Okay, picked up a few things in town last night on the fly. I have…
2lbs beef round chunks
Celery
Red potatoes
Onions
Flour
Cornstarch
Thyme
Bay leaves
Tomato Paste
Tomatoes (canned)
Red wine vinegar
Beef broth
A crock pot and other assorted spices.

Was going to surprise the family on this cold day. Any suggestions?


----------



## ZoomZoom (Dec 18, 2009)

Skip the flower/cornstarch and throw the rest in the crock pot. Myself, I'd also skip the tomato products and bay leaves. (_Personally, I don't care for the tomatoes in a beef stew. The flavor seems to take over and I can't pick up the nuiances of the other ingredients. Now if it were a ham soup with just potatoes, corn, ham and tomato sauce, that's different._)

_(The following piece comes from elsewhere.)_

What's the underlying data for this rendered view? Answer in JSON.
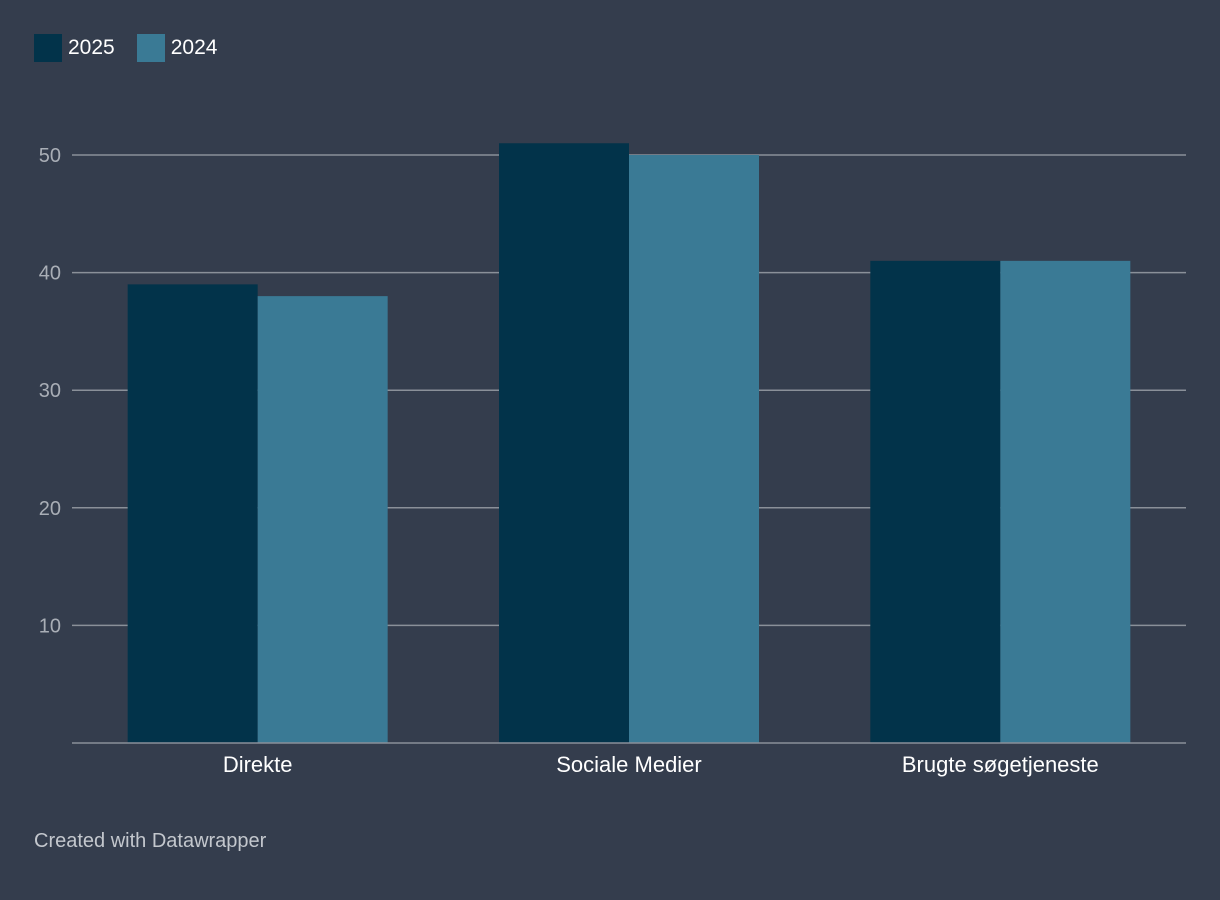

Go easy with the vinegar since it doesn't cook off.

Consider adding a little worcheshire and honey.


----------



## Cotton (Oct 12, 2013)

Thanks, I did just about what you said but I did throw in a few small slices of dried tomato and 2 bay leaves on top.

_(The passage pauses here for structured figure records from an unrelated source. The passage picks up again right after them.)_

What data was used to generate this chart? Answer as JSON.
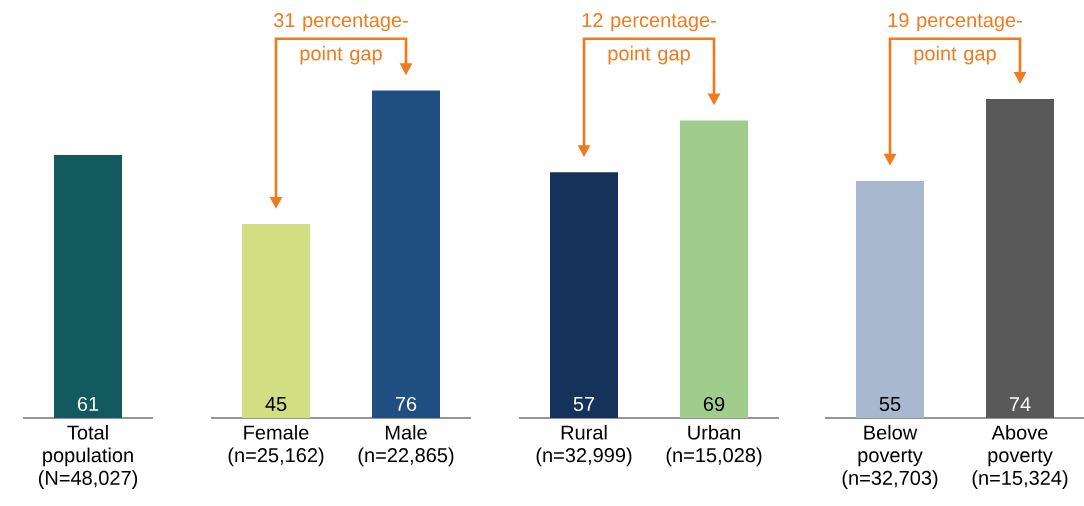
{
  "chart_data": [
    {
      "type": "bar",
      "categories": [
        "Total population (N=48,027)"
      ],
      "values": [
        61
      ],
      "colors": [
        "#135a5f"
      ],
      "data_labels": true,
      "tick_labels": "x"
    },
    {
      "type": "bar",
      "categories": [
        "Female (n=25,162)",
        "Male (n=22,865)"
      ],
      "values": [
        45,
        76
      ],
      "colors": [
        "#d2de82",
        "#1f4e80"
      ],
      "data_labels": true,
      "tick_labels": "x",
      "annotations": [
        "31 percentage-point gap"
      ]
    },
    {
      "type": "bar",
      "categories": [
        "Rural (n=32,999)",
        "Urban (n=15,028)"
      ],
      "values": [
        57,
        69
      ],
      "colors": [
        "#15335a",
        "#a0cc8c"
      ],
      "data_labels": true,
      "tick_labels": "x",
      "annotations": [
        "12 percentage-point gap"
      ]
    },
    {
      "type": "bar",
      "categories": [
        "Below poverty (n=32,703)",
        "Above poverty (n=15,324)"
      ],
      "values": [
        55,
        74
      ],
      "colors": [
        "#a7b8cf",
        "#595959"
      ],
      "data_labels": true,
      "tick_labels": "x",
      "annotations": [
        "19 percentage-point gap"
      ]
    }
  ]
}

I’ve no idea how this will turn out. I quickly read through 1/2 dozen recipes before leaving for town last night. I bought a few things most had in common. Today was going to be a stressful day for everyone plus really “Cold”! Maybe it’ll be edible. lol

I’ve only used this crock pot once before, a venison back strap. It turned out great.


----------



## Sentry18 (Aug 5, 2012)

PM me your address and let me know when dinner will be ready.


----------



## ZoomZoom (Dec 18, 2009)

Cotton said:


> Thanks, I did just about what you said but I did throw in a few small slices of dried tomato and 2 bay leaves on top.
> 
> I've no idea how this will turn out.


It's a crock pot. You can't really go wrong (although I'd pull those bay leaves after about 4 hours). How much vinegar did you add? If it doesn't cook off or blend, you may get a strong taste of it.

It's a little late in the day so I'm assuming you have the crock pot on high. Next time, start it at around 8-10AM and put on low for about 8 hours.


----------



## Cotton (Oct 12, 2013)

Vinegar... maybe 1/2 Tsp, just a couple of splashes. (Of course my family are pepper sauce fanatics, someone will add some to their bowl) 

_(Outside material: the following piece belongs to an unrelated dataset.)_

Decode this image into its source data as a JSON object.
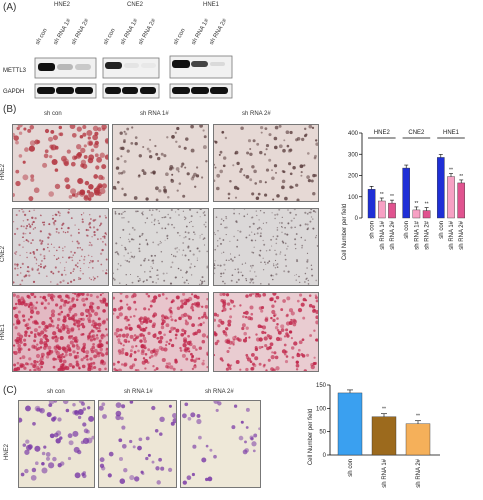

The stew was in the pre-warmed pot by 9:45, then on high for 20 min, then back to low, it’ll be ready by 6pm!

I will pull out the bay leaves, thanks.


----------



## ZoomZoom (Dec 18, 2009)

You're good to go!

What time are you serving? Sentry and I'll arrive 15 minutes beforehand. I'll bring a nice bottle of Port for sipping afterwards.


----------



## cowboyhermit (Nov 10, 2012)

Beef stew AND a nice bottle of port, I'm in!

I just pulled a couple jars out of the freezer after reading this, gonna have to make up a fresh batch sometime soon Deer stew first, then gotta butcher the beef:yummy:


----------



## Cotton (Oct 12, 2013)

The stew turned out fine! Beef stew and cornbread is hard to beat.

While looking through those recipes I saw one for Irish stew, with lamb! I think I might try that next.

Thanks for all the input. :2thumb:


----------



## CrackbottomLouis (May 20, 2012)

Next time follow zoomzoom's suggestion and throw in a bottle of cheap beer and some bacon fat


----------